EL
COSTO DE UN «CONTENEDOR»
Elías Quinteros
Llamativamente,
alguien caracterizó al área educativa de la ciudad como una mezcla de impunidad
y perversión. Y, al analizar con detenimiento todo lo sucedido, debemos
concluir que esa caracterización no resulta exagerada. La circunstancia de
jugar con la educación de los niños olvidando que ellos deben ser los «únicos
privilegiados» de la sociedad no tiene perdón. Y la circunstancia de colocar a
los padres de esos niños al borde de la desesperación carece de una
justificación que sea razonable. Aquí, no sólo se cercenó el derecho a la
educación. También se coartó el derecho a optar por la educación pública, en
lugar de hacerlo por la educación privada. Con la excusa de propender a la
modernización de la metodología utilizada para la inscripción de los chicos, se
destruyó el orden que existía: un orden que, más allá de sus aspectos cuestionables,
cumplía con sus finalidades. En otras palabras, se abrió la caja de Pandora. Se
introdujo el caos. Y, en definitiva, se creó un problema de dimensiones inmanejables.
De una manera intempestiva,
se sustituyó el trámite tradicional. Y no se hizo eso para convertir a dicho
trámite en algo moderno, rápido y cómodo. Por el contrario, se procedió así
para despersonalizarlo o, dicho de otra forma, para transformarlo en una
realidad distante, árida y fría: propósito que no provoca ninguna sorpresa
porque las personas que no son vistas como tales por el Ministerio de Educación
de la Ciudad
no merecen ser atendidas por seres de carne y hueso. En más de un ámbito
público o privado, el empleo de un teléfono o de una computadora para la realización
de una diligencia no sustituye la atención personal, sino que aparece como una
opción que está al alcance de los individuos que prefieren usar tales medios
por una cuestión de comodidad. Mas, los padres de los chicos que pretenden
estudiar en los establecimientos públicos de la ciudad son ciudadanos de
segunda categoría. Y, por ello, no merecen tener dicha opción. A diferencia de
los que envían a sus hijos a establecimientos privados, desde la implementación
de la nueva metodología, no tienen derecho a concurrir a una escuela. Ni a conversar
con sus autoridades. Ni a efectuar los trámites de la inscripción
personalmente. Quienes levantaron las banderas de la «agilización», la «transparencia»
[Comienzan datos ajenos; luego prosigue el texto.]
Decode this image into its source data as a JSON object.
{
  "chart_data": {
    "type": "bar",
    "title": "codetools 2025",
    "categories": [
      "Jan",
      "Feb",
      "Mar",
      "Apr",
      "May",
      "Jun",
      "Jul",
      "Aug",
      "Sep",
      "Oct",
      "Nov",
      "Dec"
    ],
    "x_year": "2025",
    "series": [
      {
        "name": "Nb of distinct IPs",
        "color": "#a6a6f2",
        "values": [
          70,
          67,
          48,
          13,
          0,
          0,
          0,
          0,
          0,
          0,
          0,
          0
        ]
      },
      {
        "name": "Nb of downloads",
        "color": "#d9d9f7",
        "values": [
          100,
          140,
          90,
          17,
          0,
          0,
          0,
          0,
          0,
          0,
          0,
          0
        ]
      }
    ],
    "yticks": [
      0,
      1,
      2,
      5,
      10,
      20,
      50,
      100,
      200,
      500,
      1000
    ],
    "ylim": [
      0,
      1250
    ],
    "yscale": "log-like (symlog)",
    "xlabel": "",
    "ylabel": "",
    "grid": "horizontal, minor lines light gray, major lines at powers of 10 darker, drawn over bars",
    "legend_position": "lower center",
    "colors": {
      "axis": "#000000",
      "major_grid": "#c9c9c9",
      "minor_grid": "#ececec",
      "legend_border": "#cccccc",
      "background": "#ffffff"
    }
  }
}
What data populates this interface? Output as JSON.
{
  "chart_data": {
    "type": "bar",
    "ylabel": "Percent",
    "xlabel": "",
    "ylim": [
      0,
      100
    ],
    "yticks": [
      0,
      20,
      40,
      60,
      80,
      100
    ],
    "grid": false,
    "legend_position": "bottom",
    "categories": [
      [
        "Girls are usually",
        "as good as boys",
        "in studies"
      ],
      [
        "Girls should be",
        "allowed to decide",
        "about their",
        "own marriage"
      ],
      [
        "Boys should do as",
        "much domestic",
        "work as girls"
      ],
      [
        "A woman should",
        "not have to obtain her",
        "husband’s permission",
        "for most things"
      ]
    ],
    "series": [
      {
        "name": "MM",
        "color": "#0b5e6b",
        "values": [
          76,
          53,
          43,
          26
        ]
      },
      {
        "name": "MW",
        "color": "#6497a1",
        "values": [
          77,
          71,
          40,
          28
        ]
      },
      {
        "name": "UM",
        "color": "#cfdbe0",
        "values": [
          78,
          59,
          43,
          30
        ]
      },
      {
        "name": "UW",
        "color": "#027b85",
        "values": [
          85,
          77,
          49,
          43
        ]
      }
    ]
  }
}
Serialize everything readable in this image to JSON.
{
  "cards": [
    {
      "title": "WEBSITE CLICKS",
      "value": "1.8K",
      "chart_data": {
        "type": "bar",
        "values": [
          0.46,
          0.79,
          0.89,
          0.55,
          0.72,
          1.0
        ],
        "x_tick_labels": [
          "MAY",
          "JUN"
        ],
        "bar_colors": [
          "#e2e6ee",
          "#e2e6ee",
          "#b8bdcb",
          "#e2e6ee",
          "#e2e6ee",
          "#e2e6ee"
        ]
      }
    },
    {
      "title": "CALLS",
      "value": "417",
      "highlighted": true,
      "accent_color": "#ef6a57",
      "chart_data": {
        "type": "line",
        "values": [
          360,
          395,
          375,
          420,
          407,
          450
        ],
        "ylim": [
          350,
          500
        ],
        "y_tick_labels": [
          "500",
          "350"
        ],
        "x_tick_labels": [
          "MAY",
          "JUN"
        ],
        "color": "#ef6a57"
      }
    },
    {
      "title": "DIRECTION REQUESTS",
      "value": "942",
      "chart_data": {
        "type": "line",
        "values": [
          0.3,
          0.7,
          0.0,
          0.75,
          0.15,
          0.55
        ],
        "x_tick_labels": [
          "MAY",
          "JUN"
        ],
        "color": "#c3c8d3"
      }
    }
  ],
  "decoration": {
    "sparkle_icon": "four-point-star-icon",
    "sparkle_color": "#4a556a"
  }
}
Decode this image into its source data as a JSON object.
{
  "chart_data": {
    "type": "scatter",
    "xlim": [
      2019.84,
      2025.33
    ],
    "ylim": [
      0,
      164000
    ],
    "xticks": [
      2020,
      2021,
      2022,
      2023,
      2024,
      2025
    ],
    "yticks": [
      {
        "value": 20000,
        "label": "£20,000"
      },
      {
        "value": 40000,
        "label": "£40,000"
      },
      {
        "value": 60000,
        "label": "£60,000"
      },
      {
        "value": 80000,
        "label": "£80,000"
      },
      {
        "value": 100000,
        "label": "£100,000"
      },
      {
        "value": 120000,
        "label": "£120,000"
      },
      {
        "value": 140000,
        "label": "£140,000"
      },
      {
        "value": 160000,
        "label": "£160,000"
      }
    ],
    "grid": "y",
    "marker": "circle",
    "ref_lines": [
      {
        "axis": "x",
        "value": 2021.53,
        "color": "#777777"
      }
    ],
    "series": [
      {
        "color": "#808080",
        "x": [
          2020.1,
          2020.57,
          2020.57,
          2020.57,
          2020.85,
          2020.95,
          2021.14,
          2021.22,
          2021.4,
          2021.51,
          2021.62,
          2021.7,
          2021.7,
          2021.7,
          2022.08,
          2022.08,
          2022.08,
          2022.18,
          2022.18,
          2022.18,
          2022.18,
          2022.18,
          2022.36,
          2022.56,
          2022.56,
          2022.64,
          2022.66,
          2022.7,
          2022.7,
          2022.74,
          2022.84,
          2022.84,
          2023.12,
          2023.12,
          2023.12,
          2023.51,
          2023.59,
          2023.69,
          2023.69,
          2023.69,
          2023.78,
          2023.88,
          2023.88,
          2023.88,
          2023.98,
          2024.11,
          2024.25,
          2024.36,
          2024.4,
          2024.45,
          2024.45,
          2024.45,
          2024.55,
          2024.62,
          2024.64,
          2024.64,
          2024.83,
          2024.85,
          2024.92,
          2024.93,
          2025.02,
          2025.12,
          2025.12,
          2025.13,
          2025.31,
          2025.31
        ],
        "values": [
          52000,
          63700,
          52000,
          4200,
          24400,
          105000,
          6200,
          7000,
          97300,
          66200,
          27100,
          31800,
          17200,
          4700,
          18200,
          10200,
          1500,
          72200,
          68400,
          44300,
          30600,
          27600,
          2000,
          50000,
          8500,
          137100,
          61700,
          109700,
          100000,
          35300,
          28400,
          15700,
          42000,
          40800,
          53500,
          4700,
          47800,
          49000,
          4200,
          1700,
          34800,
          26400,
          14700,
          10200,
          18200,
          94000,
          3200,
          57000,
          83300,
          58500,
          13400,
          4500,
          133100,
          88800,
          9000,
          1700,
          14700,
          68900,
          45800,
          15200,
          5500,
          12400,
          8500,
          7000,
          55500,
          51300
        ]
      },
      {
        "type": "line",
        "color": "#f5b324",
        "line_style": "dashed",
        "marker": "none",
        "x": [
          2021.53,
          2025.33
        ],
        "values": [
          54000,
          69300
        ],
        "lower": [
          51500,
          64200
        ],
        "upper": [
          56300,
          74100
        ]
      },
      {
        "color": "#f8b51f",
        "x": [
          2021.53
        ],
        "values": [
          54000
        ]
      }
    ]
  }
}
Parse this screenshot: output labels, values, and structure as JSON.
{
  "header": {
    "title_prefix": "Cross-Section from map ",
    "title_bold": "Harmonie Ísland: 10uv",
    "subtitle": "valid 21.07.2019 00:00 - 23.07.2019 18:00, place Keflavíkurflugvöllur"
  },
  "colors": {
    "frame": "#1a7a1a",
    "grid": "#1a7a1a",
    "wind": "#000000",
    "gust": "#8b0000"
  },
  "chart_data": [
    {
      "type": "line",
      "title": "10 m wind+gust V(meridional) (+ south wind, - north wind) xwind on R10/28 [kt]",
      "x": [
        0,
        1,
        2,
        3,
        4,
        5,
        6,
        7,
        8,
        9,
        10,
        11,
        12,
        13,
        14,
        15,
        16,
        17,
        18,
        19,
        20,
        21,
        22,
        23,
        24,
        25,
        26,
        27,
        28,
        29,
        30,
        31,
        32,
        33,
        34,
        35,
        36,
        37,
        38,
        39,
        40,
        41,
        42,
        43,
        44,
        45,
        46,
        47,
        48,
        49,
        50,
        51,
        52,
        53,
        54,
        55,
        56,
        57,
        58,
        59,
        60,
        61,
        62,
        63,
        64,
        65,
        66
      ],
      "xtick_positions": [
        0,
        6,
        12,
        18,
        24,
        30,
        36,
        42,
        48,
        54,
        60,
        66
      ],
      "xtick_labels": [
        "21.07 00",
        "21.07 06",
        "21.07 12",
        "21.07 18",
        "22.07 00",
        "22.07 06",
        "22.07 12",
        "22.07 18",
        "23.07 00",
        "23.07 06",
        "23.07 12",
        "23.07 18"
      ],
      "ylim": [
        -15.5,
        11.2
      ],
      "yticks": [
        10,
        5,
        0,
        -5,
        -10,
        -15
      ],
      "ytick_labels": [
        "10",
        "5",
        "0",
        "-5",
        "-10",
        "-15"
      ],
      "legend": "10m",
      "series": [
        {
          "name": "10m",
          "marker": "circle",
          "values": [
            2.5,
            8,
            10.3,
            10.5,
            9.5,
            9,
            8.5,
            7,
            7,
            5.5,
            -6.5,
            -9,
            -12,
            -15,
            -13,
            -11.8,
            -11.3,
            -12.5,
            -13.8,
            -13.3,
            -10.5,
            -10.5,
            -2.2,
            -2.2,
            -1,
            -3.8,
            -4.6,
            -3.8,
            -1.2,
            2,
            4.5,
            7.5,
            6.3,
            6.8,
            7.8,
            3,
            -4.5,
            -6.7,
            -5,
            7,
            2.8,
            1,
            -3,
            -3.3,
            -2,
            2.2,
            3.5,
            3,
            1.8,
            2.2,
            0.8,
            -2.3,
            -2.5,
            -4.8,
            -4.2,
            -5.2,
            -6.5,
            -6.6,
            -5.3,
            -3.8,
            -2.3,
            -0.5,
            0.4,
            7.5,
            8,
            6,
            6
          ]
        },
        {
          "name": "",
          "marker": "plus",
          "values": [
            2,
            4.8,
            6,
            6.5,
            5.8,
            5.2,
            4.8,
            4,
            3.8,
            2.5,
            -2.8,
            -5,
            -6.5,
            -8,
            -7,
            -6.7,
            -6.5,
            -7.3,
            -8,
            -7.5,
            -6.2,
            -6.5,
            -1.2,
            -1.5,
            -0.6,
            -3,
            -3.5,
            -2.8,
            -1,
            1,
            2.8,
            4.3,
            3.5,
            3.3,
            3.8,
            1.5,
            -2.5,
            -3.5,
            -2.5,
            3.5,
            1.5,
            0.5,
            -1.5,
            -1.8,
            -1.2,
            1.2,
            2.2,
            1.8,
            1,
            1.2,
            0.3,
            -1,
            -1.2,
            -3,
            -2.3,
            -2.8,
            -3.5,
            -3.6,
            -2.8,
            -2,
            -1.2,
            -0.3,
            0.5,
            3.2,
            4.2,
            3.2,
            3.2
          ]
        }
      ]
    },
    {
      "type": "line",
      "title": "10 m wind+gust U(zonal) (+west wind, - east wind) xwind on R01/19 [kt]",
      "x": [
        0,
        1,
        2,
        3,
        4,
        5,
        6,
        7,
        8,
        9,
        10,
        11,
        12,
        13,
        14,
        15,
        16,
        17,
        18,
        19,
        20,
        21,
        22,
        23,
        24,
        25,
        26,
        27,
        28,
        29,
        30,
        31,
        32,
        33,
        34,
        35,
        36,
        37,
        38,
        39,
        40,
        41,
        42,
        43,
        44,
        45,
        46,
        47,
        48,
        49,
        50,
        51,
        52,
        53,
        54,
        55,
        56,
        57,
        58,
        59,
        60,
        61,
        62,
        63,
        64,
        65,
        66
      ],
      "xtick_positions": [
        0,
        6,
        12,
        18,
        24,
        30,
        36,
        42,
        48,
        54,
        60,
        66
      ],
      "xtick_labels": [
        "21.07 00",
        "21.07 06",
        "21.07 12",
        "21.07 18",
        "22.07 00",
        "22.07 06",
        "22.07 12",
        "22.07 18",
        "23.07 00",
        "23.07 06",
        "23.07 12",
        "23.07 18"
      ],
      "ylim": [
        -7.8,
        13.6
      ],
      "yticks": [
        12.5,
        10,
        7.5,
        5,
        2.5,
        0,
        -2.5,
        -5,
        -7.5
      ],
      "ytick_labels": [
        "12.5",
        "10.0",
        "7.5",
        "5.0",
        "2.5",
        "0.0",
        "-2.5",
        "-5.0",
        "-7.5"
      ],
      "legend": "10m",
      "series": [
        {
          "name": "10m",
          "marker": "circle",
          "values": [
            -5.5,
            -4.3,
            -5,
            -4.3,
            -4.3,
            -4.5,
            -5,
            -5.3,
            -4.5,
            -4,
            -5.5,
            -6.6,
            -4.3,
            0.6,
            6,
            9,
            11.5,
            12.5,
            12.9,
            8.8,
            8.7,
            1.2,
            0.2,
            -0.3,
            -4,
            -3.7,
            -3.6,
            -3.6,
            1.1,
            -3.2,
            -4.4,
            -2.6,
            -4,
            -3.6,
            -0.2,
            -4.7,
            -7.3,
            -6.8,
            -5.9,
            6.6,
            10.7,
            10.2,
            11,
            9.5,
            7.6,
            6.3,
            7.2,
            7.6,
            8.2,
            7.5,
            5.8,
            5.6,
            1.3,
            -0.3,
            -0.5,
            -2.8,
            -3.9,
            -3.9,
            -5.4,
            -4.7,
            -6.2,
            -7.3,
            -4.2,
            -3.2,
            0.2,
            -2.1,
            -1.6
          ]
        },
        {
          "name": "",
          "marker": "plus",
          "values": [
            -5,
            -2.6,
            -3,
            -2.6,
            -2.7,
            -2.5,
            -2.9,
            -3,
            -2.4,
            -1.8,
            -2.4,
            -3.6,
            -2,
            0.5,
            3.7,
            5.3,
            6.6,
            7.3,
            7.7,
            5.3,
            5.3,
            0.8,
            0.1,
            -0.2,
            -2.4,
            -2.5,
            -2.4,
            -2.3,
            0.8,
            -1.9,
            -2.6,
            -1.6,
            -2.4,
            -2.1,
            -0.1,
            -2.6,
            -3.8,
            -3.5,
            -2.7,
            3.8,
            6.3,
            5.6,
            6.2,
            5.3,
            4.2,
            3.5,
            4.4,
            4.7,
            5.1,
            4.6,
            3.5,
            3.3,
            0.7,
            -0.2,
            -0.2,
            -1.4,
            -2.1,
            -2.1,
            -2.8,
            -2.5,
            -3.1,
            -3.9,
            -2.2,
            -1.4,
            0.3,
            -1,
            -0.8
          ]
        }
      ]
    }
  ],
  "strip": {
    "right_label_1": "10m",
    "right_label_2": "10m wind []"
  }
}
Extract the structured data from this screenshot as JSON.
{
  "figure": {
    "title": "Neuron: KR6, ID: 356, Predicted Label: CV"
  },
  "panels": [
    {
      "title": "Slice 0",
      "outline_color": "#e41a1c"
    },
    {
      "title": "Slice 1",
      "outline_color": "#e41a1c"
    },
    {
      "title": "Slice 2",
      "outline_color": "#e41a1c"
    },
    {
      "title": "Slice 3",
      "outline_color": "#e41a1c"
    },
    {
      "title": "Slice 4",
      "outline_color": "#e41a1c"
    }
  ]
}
y la «despapelización» crearon un sistema que colapsó el día de su inauguración;
que desconoció las escuelas elegidas por los padres; que, por ejemplo, pasó por
alto que los inscritos en un establecimiento tenían hermanos en el mismo, o provenían
del jardín de infantes de al lado, o vivían en las cercanías; que dejó a diecisiete
mil niños sin una vacante; y que tuvo que volver a la atención personalizada para
resolver los problemas suscitados por el abandono de esa forma de atención. Ahora,
los «genios» que generaron esta situación pretenden que los chicos estén
encerrados en «contenedores». Pretenden que los padres consideren que dichos
«contenedores» son aulas normales. Y pretenden que la sociedad porteña les agradezca
los servicios prestados. Por lo visto, la dignidad de los niños y de los
docentes no vale mucho: tan sólo el costo de un «contenedor».